Curried Vegetable Quinoa Bowls – Vegetables, quinoa, and spices come together to create a delicious and healthy meal that can be made in about 30 minutes!
This is a go-to meal for me on nights when I don’t have much time.
I love quinoa for its taste, but aside from that, I love how fast it cooks up!
Fifteen minutes as opposed to the typical 30-45 minutes rice requires; this makes quinoa an obvious choice when I’m crunched for time.
It also provides an astounding amount of complete protein to each meal, unlike its long-grain counterpart.
One-half cup of brown rice provides around seven grams of protein, while one-half cup of quinoa has 12 grams.
I love you rice, but you’re lacking in the muscle-building department!
Quinoa is also an acceptable choice if you’re following an anti-candida or lower sugar diet. The carb/starch content is about 20 grams lower than that of rice.
While I can’t often build a complete meal around rice, sometimes quinoa and vegetables satiate me in such a way that I don’t need any added animal protein.
Quinoa also pairs well with just about everything, which makes it a great base for building a meal around.
On lighter nights, I’ll have this recipe just as written.
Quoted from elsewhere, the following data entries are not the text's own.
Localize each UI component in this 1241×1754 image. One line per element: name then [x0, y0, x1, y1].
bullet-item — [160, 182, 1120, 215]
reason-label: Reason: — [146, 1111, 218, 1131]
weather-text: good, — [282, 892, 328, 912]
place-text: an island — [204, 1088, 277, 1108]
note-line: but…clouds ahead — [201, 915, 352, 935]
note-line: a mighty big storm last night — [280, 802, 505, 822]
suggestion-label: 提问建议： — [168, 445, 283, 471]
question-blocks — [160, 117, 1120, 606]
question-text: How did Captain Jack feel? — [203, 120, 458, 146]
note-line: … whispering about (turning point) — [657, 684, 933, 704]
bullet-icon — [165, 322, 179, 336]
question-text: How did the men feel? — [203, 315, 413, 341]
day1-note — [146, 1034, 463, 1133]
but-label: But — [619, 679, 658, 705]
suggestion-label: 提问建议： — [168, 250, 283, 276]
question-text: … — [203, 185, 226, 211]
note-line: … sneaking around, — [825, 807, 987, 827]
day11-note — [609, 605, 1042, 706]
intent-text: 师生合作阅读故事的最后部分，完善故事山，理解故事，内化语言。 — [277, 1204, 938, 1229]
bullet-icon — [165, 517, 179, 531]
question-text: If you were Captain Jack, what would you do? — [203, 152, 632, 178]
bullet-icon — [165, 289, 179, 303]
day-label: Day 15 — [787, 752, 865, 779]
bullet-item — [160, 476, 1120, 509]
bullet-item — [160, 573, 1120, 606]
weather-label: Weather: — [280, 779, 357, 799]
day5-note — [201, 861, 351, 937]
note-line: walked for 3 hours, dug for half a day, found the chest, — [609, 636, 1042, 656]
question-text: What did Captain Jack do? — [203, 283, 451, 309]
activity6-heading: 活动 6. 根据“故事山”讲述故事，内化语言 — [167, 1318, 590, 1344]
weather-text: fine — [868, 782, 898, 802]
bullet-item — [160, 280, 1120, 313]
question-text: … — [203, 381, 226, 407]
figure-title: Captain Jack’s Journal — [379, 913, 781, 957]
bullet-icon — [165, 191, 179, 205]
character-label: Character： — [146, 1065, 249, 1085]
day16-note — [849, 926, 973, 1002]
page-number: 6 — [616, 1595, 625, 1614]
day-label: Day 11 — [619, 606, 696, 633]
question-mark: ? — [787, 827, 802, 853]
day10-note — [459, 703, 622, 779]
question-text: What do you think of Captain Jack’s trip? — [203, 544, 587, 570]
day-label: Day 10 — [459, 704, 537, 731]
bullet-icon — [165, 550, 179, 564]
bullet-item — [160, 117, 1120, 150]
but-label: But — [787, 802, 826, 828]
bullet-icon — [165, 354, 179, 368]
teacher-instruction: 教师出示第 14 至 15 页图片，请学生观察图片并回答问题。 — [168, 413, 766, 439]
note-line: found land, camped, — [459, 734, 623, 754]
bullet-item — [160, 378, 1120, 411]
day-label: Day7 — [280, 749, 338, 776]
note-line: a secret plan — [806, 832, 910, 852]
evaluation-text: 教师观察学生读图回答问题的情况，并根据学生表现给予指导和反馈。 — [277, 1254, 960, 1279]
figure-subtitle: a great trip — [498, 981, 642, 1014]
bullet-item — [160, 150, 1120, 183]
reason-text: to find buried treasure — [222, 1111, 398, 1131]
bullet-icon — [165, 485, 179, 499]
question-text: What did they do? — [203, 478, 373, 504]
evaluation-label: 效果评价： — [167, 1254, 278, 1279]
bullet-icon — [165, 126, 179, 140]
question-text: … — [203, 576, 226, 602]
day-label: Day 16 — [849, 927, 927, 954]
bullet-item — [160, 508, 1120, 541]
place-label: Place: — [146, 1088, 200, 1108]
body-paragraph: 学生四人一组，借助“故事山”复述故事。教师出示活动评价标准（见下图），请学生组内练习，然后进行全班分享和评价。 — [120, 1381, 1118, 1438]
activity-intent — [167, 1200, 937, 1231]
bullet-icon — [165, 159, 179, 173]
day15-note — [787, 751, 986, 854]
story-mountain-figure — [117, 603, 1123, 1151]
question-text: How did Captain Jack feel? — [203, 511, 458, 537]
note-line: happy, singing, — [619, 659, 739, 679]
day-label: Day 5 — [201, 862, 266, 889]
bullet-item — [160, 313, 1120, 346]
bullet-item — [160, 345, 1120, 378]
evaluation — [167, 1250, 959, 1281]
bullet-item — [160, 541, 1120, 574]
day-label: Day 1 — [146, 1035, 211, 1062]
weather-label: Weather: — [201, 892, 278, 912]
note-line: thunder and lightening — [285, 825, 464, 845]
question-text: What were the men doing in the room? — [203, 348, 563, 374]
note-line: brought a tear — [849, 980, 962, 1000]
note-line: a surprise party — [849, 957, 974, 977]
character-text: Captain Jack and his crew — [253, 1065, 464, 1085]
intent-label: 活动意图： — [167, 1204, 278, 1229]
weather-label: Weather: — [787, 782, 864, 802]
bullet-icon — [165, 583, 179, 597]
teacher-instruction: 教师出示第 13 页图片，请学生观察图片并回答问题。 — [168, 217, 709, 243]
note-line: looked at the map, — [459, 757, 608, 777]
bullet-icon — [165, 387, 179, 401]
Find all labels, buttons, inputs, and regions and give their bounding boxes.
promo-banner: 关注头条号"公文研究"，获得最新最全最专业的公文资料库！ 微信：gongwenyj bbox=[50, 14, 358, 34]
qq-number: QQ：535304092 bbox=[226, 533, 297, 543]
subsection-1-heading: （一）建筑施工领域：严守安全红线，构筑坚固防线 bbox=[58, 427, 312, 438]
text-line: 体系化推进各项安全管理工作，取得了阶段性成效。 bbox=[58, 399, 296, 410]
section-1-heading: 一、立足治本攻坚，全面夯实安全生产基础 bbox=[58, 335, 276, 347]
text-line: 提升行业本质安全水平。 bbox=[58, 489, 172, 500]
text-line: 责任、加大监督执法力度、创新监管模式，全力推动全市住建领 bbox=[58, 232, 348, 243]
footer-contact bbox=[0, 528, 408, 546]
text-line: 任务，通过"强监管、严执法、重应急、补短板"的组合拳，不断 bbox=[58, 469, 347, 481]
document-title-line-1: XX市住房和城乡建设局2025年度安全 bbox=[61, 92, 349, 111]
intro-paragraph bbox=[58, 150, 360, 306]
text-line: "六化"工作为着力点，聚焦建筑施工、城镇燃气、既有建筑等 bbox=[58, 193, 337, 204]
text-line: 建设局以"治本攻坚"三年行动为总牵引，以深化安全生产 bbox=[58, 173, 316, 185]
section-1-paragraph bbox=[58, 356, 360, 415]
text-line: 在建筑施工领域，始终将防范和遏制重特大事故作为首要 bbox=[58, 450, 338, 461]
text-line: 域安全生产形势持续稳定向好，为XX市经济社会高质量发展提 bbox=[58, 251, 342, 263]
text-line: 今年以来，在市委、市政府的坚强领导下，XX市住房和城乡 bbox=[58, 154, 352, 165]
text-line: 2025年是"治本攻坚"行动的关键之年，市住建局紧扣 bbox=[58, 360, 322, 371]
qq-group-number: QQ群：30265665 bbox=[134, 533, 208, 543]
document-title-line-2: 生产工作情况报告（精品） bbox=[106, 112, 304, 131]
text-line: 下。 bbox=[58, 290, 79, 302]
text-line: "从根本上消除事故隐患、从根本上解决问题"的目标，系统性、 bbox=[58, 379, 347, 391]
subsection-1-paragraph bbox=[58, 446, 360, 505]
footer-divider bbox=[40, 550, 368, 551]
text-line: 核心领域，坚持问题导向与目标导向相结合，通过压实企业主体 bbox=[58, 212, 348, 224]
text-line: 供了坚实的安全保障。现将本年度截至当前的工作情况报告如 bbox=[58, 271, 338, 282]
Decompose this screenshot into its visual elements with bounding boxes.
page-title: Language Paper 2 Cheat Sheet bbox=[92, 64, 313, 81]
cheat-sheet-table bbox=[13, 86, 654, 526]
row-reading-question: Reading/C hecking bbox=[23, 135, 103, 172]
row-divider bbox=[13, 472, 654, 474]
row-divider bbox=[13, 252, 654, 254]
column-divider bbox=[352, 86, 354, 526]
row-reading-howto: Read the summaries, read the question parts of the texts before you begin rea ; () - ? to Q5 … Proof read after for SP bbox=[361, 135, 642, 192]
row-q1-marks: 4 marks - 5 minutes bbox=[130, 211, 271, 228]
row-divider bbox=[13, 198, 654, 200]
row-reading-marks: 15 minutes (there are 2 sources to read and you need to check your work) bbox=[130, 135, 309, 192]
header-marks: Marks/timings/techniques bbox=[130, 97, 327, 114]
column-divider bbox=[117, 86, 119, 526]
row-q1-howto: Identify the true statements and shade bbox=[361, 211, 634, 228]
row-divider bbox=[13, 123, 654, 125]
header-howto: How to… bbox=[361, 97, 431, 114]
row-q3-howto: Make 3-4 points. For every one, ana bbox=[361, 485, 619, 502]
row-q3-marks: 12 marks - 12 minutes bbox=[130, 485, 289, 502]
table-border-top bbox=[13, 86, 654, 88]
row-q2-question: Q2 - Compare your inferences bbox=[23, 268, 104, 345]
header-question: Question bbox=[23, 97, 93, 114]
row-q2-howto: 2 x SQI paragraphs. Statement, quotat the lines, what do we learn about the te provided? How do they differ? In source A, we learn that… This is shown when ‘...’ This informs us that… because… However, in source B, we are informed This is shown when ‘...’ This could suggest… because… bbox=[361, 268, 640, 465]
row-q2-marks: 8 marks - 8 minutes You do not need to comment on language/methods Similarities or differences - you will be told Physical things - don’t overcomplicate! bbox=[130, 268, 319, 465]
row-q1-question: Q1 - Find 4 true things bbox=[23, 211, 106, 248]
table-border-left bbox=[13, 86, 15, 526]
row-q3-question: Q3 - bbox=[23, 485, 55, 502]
If I’ve been hitting the gym harder that week, however, I’ll add in some chopped chicken breast or scrambled eggs.
You can also vary the vegetable mix a bit if you’re not keen on what I’ve included.
Sometimes, I’ll add in a hefty handful of dark greens or another vegetable I have on hand, such as green beans.
The spice mix is really what makes it, so feel free to adjust the recipe around that to suit your own taste!
Quinoa and vegetables combine with curry to make this delicious and healthy meal!
- 1 c . quinoa , uncooked
- 1 T . olive oil
- 1/4 red onion , chopped
- 2 garlic cloves , minced
- small head broccoli (1-2 cups), chopped
- 4 crimini mushrooms , chopped
- 1 large carrot , grated
- 8 cherry tomatoes , quartered
- 1 t . curry powder
- 1/2 t . turmeric
- 1/2 t . smoked paprika
- sea salt , to taste
- dash cayenne pepper
- 1/2 lime , juiced
- 3 T . cilantro , chopped
- water/broth , as needed
- Cook quinoa according to package directions.
- Heat oil and add onion and garlic.
- Saute 3-5 minutes until softened.
- Add in mushrooms, broccoli, and a splash of water or broth if the pan is dry.
- Cook 2-3 minutes until broccoli is bright green.
- Add in carrot, tomatoes, and spices, along with another splash or water or broth, if needed.
- Cook another 2-3 minutes.
- Stir in quinoa (once cooked), lime juice, and cilantro until everything is well combined.
- Season with sea salt as desired.
Fat: 6.9 g Carbs: 42.2 g Sugar: 8.3 g Protein: 9.8 g; WW SmartPoints: 8; Nutrition facts based on using one cup broccoli.
Adapted from Nutritionist in the Kitch
Add in some chopped chicken breast or scrambled eggs, if desired.
Add in a large handful of dark greens, such as spinach or chard, if desired.